Un casse-tête financier

D'un coup, ce sont 6 millions de dollars de recettes qui s'envolent pour Seattle, 20 millions pour le "Phil" de New York et plus de 25 pour le Philadelphia Orchestra. Chômage technique, licenciements, les orchestres taillent dans le vif et nombreux sont ceux, comme le philharmonique de New York, qui renégocient avec leurs musiciens une convention collective plus adaptée aux contraintes financières du moment. Certains orchestres situés dans des Etats aux protocoles sanitaires moins stricts, dans le sud notamment, ainsi que de plus petits ensembles, accueillent, eux, des spectateurs, mais en nombre très restreint, ce qui ampute aussi sensiblement leurs recettes.

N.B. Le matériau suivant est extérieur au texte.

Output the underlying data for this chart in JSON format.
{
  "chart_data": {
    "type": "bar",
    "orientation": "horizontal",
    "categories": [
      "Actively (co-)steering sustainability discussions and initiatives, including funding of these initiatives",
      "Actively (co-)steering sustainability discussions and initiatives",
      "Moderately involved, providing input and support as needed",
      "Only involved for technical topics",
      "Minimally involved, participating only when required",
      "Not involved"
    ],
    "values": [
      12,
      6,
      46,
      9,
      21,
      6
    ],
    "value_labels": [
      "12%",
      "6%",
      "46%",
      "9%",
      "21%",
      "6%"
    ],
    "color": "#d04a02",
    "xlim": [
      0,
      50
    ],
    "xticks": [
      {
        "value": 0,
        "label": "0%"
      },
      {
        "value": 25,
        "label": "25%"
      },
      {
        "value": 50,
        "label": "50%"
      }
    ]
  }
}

En temps ordinaire, les ventes de billets ne sont déjà pas, loin s'en faut, la première source de revenus des grands orchestres classiques et opéras américains qui, ne bénéficiant souvent d'aucune subvention publique et n'ayant reçu aucun soutien du Congrès, comptent avant tout sur les dons et le mécénat. "Si la collecte de fonds se passe correctement, on devrait pouvoir tenir jusqu'à l'été", explique Kristina Murti, directrice marketing et communication de l'opéra de Seattle. "Mais notre objectif de collecte est très ambitieux", a fortiori dans un contexte économique dégradé.

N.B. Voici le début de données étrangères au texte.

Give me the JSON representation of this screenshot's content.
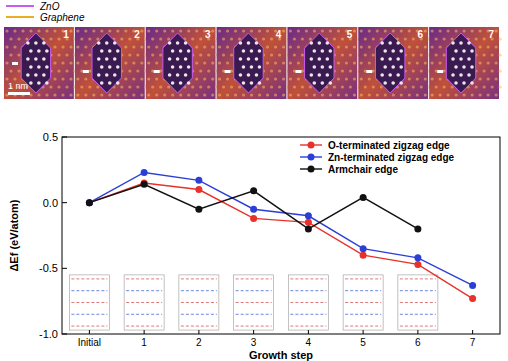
{
  "image_panel": {
    "legend": [
      {
        "name": "ZnO",
        "color": "#c85cf0"
      },
      {
        "name": "Graphene",
        "color": "#e8b020"
      }
    ],
    "frame_labels": [
      "1",
      "2",
      "3",
      "4",
      "5",
      "6",
      "7"
    ],
    "scale_bar": "1 nm"
  },
  "chart_data": {
    "type": "line",
    "x_label": "Growth step",
    "y_label": "ΔEf (eV/atom)",
    "categories": [
      "Initial",
      "1",
      "2",
      "3",
      "4",
      "5",
      "6",
      "7"
    ],
    "series": [
      {
        "name": "O-terminated zigzag edge",
        "color": "#e8312a",
        "marker": "circle",
        "values": [
          0,
          0.15,
          0.1,
          -0.12,
          -0.15,
          -0.4,
          -0.47,
          -0.73
        ]
      },
      {
        "name": "Zn-terminated zigzag edge",
        "color": "#2b3fd6",
        "marker": "circle",
        "values": [
          0,
          0.23,
          0.17,
          -0.05,
          -0.1,
          -0.35,
          -0.42,
          -0.63
        ]
      },
      {
        "name": "Armchair edge",
        "color": "#111111",
        "marker": "circle",
        "values": [
          0,
          0.14,
          -0.05,
          0.09,
          -0.2,
          0.04,
          -0.2,
          null
        ]
      }
    ],
    "ylim": [
      -1.0,
      0.5
    ],
    "yticks": [
      {
        "value": -1,
        "label": "-1.0"
      },
      -0.5,
      {
        "value": 0,
        "label": "0.0"
      },
      0.5
    ],
    "grid": false,
    "legend": "upper right"
  }
}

Des contenus virtuels et inventifs

Privés de spectateurs, dans l'impossibilité sanitaire de se réunir au complet, les orchestres n'ont pas renoncé pour autant à proposer du contenu à leurs abonnés, au contraire, et rivalisent de créativité pour mettre sur pied un calendrier réinventé, entièrement virtuel le plus souvent, agrémenté de trouvailles malicieuses. Chanteurs de l'opéra de Los Angeles qui entonnent des berceuses depuis chez eux pour endormir leurs propres enfants, ou trompettiste du Philadelphia Orchestra qui se fend d'un rap pour expliquer comment suivre l'orchestre en streaming... Ce foisonnement est l'un des rayons de soleil de cette période sombre.

Matias Tarnopolsky y voit "des changements qui vont durer bien au-delà de la pandémie et s'inscrire dans l'offre de l'orchestre", en complément des spectacles en salles, lorsqu'ils seront redevenus possibles. Dans quelques jours, l'opéra d'Atlanta se prépare même à une représentation sous un chapiteau installé sur un terrain de base-ball, devant un peu plus de 200 personnes. Outre les contenus réservés aux abonnés ou payants, beaucoup d'orchestres proposent gratuitement certaines prestations.

Nous pensons que c'est le moment d'amener les gens à l'opéra.

Kristina Murti

Reste qu'avec moins de prestations, quand il y en a, et des formations réduites, beaucoup de musiciens n'ont plus accès à la scène et, souvent, aux revenus associés. "Je suis très inquiet de voir des musiciens quitter la profession parce que leur situation est devenue trop difficile", concède Simon Woods, PDG de la League of American Orchestras, organisation qui représente environ 700 orchestres. "Les gens n'ont pas les moyens de payer des loyers new-yorkais en attendant d'être de nouveau sûrs de pouvoir exercer leur métier", s'inquiète Maxim Moston, violoniste habitué de Broadway, qui jouait récemment dans la comédie musicale Moulin Rouge. Bien que propriétaire de son appartement, il surveille ses dépenses, mais n'envisage pas de renoncer : "J'ai trop investi pour ça. Donc je m'accroche en attendant un miracle."